6. Introduction to queues (queueing systems)

Kendall-Lee notations for queues

In 1951 Kendall and Lee introduced a very convenient notation for the description of the queueing systems. It consists of six labels, put in a specific order \(1/2/3/4/5/6\):

  1. arrivals

  2. service

  3. number of servers

  4. service discipline

  5. maximum number of customers in the system

  6. size of the customer population


Moreover, the following default notations were accepted:

M - interarrival (or service) times are iid exponential

D - interarrival (or service) times are deterministic

G - interarrival (service) times are iid and governed by some general distribution


Often, only the first three labels are present. Then the remaining parameters assume their default values, which are a general service discipline, infinite number of customers in the system, infinite customer population.


Example:

M/M/3/FCFS/7 means, iid exponential interarrival arrival times, iid exponential service times, 3 parallel servers, first-come first-served discipline, maximum 7 customers in the system, which includes the customers in service and waiting in the line. This system has limited queue length with 4 waiting positions.

What is M/M/1?


Performance measures

  • Average number of jobs in the system \(L\)

  • Average number of jobs in the waiting line \(L_q\)

  • Average number of jobs in service \(L_s\)

  • Average time spent in the system \(W\)

  • Average time spent in the waiting line \(W_q\)

  • Average time spent in service \(W_s\)

M/M/1 queueing system

Back to M/M/1 queueing system.    
- a single-server,

  • the interarrival times \(T\) are iid exponential with parameter \(\lambda\),

  • the service times \(S\) are iid exponential with parameter \(\mu\).



 
M/M/1 queueing system

 


Let us consider a particular M/M/1 system with \[\lambda = 3|\mbox{hr}, \hspace{1cm} \mbox{and} \hspace{1cm} \mu = 5|\mbox{hr}.\] We need to check that \(\rho = \frac{\lambda}{\mu} <1\) to make sure that the system will operate properly (i.e., the number of arrivals in the system will not increase to infinity). In technical terms, this is the condition that will assure that the system will reach its steady state performance. \(\rho\) is called the traffic intensity.

Also, from the Queueing Theory is known that the expected number of jobs (or arrivals) \(L\) in a properly operating M/M/1 system is

\[ L = \frac{\rho}{1 - \rho}.\]

M/M/1 - the Simulation Model (with \(\lambda = 3\), \(\mu = 5\))

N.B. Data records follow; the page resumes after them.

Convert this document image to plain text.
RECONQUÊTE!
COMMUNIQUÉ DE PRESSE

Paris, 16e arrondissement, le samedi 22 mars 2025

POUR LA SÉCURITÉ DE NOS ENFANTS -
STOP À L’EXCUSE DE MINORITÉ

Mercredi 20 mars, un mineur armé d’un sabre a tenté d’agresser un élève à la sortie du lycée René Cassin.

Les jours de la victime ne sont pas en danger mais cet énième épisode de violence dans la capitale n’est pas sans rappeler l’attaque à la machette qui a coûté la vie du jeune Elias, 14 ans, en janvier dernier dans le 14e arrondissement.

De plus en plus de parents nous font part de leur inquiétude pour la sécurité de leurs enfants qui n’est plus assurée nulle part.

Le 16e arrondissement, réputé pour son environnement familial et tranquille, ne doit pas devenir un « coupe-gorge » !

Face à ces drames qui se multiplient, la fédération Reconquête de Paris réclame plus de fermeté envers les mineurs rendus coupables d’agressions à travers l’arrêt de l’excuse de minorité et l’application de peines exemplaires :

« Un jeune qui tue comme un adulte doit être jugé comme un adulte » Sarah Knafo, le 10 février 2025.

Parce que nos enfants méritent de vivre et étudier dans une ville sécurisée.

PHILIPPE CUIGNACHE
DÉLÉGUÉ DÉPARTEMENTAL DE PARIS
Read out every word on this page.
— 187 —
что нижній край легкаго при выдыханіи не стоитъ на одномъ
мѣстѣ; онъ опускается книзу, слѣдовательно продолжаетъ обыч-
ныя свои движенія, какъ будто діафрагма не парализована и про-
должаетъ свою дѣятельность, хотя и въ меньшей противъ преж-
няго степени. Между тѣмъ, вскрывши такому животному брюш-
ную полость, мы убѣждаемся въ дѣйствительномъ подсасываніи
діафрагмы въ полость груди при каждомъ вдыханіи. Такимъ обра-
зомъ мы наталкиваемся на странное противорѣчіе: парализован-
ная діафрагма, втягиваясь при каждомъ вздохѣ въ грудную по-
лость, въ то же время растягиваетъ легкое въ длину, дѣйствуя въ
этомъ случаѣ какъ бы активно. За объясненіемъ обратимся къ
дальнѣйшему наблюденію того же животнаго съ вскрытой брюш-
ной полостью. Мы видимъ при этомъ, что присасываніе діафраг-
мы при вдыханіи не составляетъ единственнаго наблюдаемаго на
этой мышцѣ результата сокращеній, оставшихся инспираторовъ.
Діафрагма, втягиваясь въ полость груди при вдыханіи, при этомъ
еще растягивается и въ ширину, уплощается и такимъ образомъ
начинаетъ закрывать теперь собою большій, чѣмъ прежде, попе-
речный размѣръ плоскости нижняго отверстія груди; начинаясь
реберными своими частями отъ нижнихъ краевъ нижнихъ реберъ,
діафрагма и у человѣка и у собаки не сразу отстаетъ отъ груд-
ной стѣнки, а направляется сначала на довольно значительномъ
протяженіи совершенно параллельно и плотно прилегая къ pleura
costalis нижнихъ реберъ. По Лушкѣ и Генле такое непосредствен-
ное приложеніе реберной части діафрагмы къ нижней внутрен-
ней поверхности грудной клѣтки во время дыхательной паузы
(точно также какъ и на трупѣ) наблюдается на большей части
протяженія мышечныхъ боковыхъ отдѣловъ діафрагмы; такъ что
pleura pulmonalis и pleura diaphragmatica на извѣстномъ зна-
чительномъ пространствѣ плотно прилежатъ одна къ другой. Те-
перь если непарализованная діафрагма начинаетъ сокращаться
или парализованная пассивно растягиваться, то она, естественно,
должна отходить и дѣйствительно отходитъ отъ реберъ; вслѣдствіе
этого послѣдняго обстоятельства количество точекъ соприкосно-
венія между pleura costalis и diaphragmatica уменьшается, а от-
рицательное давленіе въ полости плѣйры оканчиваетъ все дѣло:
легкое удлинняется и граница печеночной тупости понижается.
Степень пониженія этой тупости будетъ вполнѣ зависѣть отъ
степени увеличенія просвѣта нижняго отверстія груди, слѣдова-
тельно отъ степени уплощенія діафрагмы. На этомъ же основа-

  1. the state of the system at time \(t\) is \(N(t)\) - the number of jobs in the system

  2. Possible states \[ \{0,1, 2, \ldots, n, \ldots\}\]
  3. Events - an arrival or a completion of service The event generation method will be described later

  4. The state transition formula is (departure is equivalent to service completion)

\begin{align*} \mbox{} \hspace{2ex} N(t) &= \left\lbrace \begin{array}{lll} & N(t-1) + 1 \hspace{1ex}&\mbox{if} \hspace{1ex} \mbox{arrival} \hspace{1ex} \mbox{at}\hspace{1ex} \mbox{t} \\ & N(t-1)-1 \hspace{1ex}&\mbox{if} \hspace{1ex} \mbox{departure} \hspace{1ex} \mbox{at}\hspace{1ex} \mbox{t} \\ \end{array} \right. \end{align*}
  1. There are two methods for advancing the simulation clock
  • Fixed small time increment \(\Delta t\) (not considered in SCIE201)

    • Advance time by a small fixed amount equal to \(\Delta t\)

    • Update the system: determine what events have occurred during the elapsed time interval \(\Delta t\), what is the resulting state of the system.

  • Next-event increment

    • Advance time to the next event occurring in the system

    • Update the system by determining the new state and by randomly generating the time till the next event



We will be discussing the next-event increment scenario for M/M/1 system. We proceed as follows:

  • for the event arrival - generate a uniform random number \(r_A \in (0,1)\) and convert it to an \(exp(\lambda)\) observation.

  • for the event departure - generate a uniform random number \(r_D \in (0,1)\) and convert it to an \(exp(\mu)\) observation.



So, next question is: given a uniform random number \(r\), how to generate observations from an exponential distribution with parameter \(\lambda\)? It can be shown that:

If \(r\) is a uniform random number, i.e., it is an observation from \(U \sim U(0,1)\), then \begin{eqnarray}\label{eq:exp} x &=& -\frac{1}{\lambda}\,\, log (1-r) \end{eqnarray}

is an observation from \(X \sim exp(\lambda)\).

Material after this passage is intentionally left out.